Oh,Iowa isn't known for these professions? Oh, they are a minuscule voting block?


Well,
Clear Lake Iowa Built Univac (and then Unisys) Mainframe computers
That's long gone


Bunkypotatohead said...

What about the family liquor stores and quickie marts?
Who's gonna save them?

Original Mike said...

Cookie said..."Nope. Their problem is they aren't left enough to win. See Hillary Clinton, 2016. Joe Biden today."

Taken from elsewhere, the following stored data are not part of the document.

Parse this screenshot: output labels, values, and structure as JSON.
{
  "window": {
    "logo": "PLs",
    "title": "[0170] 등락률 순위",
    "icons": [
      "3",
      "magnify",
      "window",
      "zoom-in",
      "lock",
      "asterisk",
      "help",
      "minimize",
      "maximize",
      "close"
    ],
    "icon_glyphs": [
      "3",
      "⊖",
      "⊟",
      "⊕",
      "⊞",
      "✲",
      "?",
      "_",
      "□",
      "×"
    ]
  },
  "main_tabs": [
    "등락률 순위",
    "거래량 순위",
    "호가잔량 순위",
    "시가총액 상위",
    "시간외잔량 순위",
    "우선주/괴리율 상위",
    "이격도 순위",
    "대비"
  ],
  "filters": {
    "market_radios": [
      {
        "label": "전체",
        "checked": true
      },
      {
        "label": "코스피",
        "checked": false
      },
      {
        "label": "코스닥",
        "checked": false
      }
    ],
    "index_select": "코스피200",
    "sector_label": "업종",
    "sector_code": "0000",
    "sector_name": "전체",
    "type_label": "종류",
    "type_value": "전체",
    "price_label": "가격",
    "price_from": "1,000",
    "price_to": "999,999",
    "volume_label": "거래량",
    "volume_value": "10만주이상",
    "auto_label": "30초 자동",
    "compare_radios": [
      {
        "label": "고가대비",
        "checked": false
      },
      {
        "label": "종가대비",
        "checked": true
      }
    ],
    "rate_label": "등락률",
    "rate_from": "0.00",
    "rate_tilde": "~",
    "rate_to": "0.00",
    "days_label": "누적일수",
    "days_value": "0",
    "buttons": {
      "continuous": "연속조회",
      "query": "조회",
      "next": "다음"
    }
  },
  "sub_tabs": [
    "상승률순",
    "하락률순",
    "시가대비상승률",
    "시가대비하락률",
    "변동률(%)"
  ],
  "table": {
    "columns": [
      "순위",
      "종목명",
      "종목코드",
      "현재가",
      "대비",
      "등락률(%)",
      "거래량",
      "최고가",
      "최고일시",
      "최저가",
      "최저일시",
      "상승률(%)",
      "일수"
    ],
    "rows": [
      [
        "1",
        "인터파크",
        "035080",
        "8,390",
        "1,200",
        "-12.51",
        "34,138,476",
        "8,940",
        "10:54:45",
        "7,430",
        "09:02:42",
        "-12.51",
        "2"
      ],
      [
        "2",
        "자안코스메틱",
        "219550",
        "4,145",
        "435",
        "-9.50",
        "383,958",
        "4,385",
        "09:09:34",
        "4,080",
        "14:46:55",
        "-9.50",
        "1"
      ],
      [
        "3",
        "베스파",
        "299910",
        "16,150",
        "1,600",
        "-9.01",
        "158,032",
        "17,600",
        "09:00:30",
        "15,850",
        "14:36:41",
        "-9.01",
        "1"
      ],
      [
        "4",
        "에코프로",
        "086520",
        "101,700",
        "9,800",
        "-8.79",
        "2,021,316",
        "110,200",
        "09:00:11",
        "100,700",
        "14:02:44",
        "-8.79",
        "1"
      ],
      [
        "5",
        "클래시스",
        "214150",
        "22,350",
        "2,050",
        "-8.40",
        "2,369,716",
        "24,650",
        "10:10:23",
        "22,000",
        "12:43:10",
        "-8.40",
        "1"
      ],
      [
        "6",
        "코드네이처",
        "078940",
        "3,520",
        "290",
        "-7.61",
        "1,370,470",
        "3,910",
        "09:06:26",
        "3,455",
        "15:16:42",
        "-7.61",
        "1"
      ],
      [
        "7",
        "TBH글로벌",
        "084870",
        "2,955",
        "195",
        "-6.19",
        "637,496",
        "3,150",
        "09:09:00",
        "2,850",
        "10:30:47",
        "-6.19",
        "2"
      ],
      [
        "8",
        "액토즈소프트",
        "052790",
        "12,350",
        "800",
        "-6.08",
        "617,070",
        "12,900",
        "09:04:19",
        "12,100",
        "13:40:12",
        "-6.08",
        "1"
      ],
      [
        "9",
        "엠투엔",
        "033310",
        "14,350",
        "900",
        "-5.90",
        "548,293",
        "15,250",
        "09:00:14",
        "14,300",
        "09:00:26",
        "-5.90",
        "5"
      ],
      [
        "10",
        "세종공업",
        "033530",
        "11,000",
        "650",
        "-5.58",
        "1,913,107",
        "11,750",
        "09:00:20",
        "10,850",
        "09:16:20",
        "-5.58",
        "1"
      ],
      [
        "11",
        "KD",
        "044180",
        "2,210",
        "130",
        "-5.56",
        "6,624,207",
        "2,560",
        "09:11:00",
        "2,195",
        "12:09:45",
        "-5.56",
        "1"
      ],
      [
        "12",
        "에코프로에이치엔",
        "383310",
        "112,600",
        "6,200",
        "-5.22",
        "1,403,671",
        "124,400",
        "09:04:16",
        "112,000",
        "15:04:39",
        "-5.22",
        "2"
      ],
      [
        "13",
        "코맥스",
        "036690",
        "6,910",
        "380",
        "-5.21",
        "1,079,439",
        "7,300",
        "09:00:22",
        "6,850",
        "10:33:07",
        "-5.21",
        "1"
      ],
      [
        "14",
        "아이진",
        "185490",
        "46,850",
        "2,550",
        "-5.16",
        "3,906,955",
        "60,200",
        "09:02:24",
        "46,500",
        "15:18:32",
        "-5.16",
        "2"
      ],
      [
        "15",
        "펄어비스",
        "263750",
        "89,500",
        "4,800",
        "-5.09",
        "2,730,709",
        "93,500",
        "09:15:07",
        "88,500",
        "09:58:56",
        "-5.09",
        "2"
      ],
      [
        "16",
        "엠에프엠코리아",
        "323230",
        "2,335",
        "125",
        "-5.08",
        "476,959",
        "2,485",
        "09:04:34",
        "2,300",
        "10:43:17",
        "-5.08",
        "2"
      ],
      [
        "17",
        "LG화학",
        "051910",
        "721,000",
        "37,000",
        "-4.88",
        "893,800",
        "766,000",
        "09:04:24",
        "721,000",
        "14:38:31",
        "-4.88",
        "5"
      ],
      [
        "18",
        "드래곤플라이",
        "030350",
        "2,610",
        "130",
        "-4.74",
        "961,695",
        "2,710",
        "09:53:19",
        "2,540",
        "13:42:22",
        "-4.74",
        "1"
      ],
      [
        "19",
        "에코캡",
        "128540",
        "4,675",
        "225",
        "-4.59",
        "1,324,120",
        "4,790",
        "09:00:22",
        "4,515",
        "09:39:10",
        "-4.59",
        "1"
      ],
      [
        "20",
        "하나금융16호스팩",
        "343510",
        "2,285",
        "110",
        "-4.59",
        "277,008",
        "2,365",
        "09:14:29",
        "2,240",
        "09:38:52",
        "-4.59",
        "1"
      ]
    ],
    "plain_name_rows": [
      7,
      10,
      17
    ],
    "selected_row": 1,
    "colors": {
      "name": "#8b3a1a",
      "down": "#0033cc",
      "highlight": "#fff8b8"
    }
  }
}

The country is not voting for no cars and no plane flights. You're delusional.

Sorry.

Bleach Drinkers Curing Coronavirus Together said...

Wow. What a dumb post.

I think this is actually your dumbest - which is saying a lot.

Our mercantilist TV preznit takes the bizarre view that trade wars are good and easy to win, and throws our nation's farmers into destitution to prove it.

The Democrats (and everyone else) oppose this economic mayhem, and by opposing it you accuse them of not having anything to offer?

Wow.

What a drama queen you are.

Bleach Drinkers Curing Coronavirus Together said...

Family farms are important for the same reason that jobs and other personal assets or income streams are important. They provide dignity and a source of income and property to many actual people and their families, rather than just concentrating those things in the hands of a few faceless robber-barons.

You seriously have trouble understanding this?

Not to mention the fact that factory farms are disgusting.

It's funny how you never let your naiveté or ignorance about something so simple get in the way of having a strong opinion about it.

Bleach Drinkers Curing Coronavirus Together said...

There's this fetish about small businesses (and on top of that a romanticism about the family business), but I don't see why the government is involved in preserving smallness.

It's not a fetish. It's an indicator of job growth and a way to preserve socially healthy communities, rather than the vast industrial wastelands and methamphetamine labs of all the burned-out rural small towns that voted for Trump for mostly this reason.

You are SHELTERED! Get out of that bubble.